Musical Chairs

Most of the histories of probability trace their facts back to Hacking and David, and I agree these two books are the best of the bunch I have read.  The Hacking book itself references David.  I love the Bernstein book series but I noticed his page 43-44 has some musings on why the Greeks didn't bother with working out odds behind dice games.  I bet they did.  Anyway, he offers an example of the so-called sloppiness of the Greek observations of dice probabilities by mentioning some facts he gleans from David - namely that when using the astragali they valued the Venus throw (1,3,4,6) higher than (6,6,6,6) or (1,1,1,1). which are, he states "... equally probable".

 No, they are not.  David clearly states that the probability of throwing a six as one in ten; likewise with throwing a one.  And threes and fours are about four in ten events.  This means that even if  order is important, the Venus is indeed more likely.  Second mistake, there's only one permutation of four sixes, and only one permutation of four ones.  But there are many permutations of the four Venus numbers, meaning the probability of (1,3,4,6) in any permutation is even higher again than the strictly ordered (1,3,4,6).

It is this partition/permutation dilemma of probability theory, even today, which is so easy to get wrong.  I just re-read some earlier postings I made on equivalence classes and their information content and key milestones in probability theory, and I still like what I wrote.  Also check out a posting on combinatorics in Cardano and Lull.

It is just a throwaway comment in Bernstein's book and hardly invalidates his wonderful sweeping history of risk but is nicely illustrates the problems of thinking about event space and equivalence class.

Divorce born

I've been thinking about Cardano, Pascal, Fermat and  Huygens a lot recently and hope to make a number of postings.  For now I'd just like to bring some controversy to the usual story found in the literature about these characters and their relative importance.  According to this literature there are three pivotal moments - which I'll call Cardano's circuit, Pascal-Fermat's divorce settlement and Huygen's hope relating to the problems of complex sample space, the arithmetic triangle, and expected value of an uncertain outcome, or to simplify it even further, to factorial, binomial coefficients and the average, all fairly contemporaneous mathematical inventions or discoveries in the Western tradition.

The story usually told is one which lays great praise at the workings of Pascal and Fermat and which makes a big deal of the so-called problem of points.  What I'd like to do during this discussion is show how connected the problem of points is to another famous probability exercise, so-called Gambler's ruin.  I'd like to bring these two problems together and show ways in which they're related to many contemporary decision problems.  I'd also like to claim that the solution to Gambler's ruin is more important than the problem of points, and has more resonance today.  I'd also like to claim that Cardano's discussion of event space has the better claim to being the foundation of probability theory.

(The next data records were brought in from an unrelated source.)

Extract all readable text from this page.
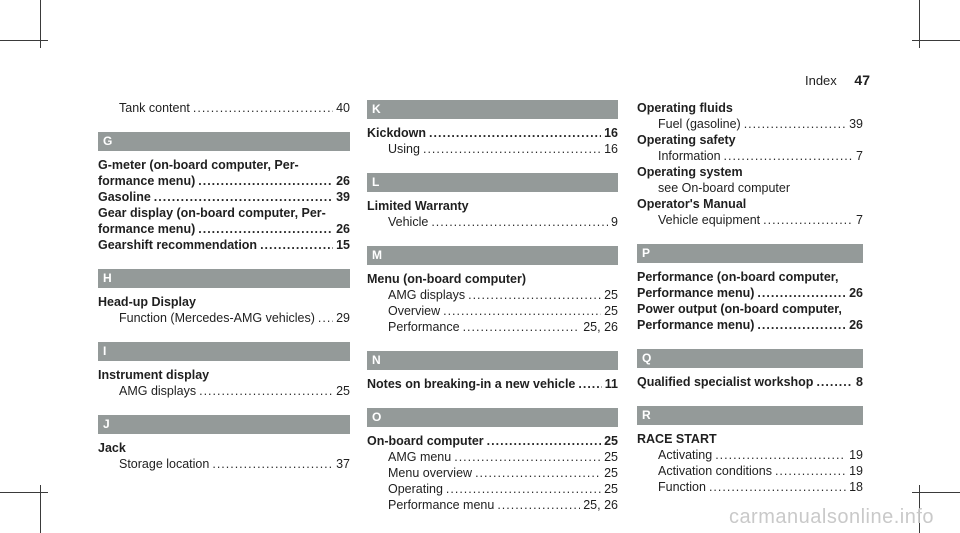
Index 47
Tank content .....	40
G
G-meter (on-board computer, Per-
formance menu) .....	26
Gasoline .....	39
Gear display (on-board computer, Per-
formance menu) .....	26
Gearshift recommendation .....	15
H
Head-up Display
Function (Mercedes-AMG vehicles) ..... 29
I
Instrument display
AMG displays .....	25
J
Jack
Storage location .....	37
K
Kickdown .....	16
Using .....	16
L
Limited Warranty
Vehicle .....	9
M
Menu (on-board computer)
AMG displays .....	25
Overview .....	25
Performance .....	25, 26
N
Notes on breaking-in a new vehicle ..... 11
O
On-board computer .....	25
AMG menu .....	25
Menu overview .....	25
Operating .....	25
Performance menu .....	25, 26
Operating fluids
Fuel (gasoline) .....	39
Operating safety
Information .....	7
Operating system
see On-board computer
Operator's Manual
Vehicle equipment .....	7
P
Performance (on-board computer,
Performance menu) .....	26
Power output (on-board computer,
Performance menu) .....	26
Q
Qualified specialist workshop .....	8
R
RACE START
Activating .....	19
Activation conditions .....	19
Function .....	18
carmanualsonline.info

In all of the postings to come, I base my readings on the following books, plus free online primary sources, where available in an English translation.

One last introductory point - this thread is clearly a biassed Western history of ideas discussion.  Many of the  commentators below neglect to sufficiently emphasise the great world traditions in mathematics which played into this - especially from the Islamic, Chinese, Indian traditions.  These clearly played in to the so-called canonical view of the birth of probability but that weakness in the line of argument is a weakness for another time and another place.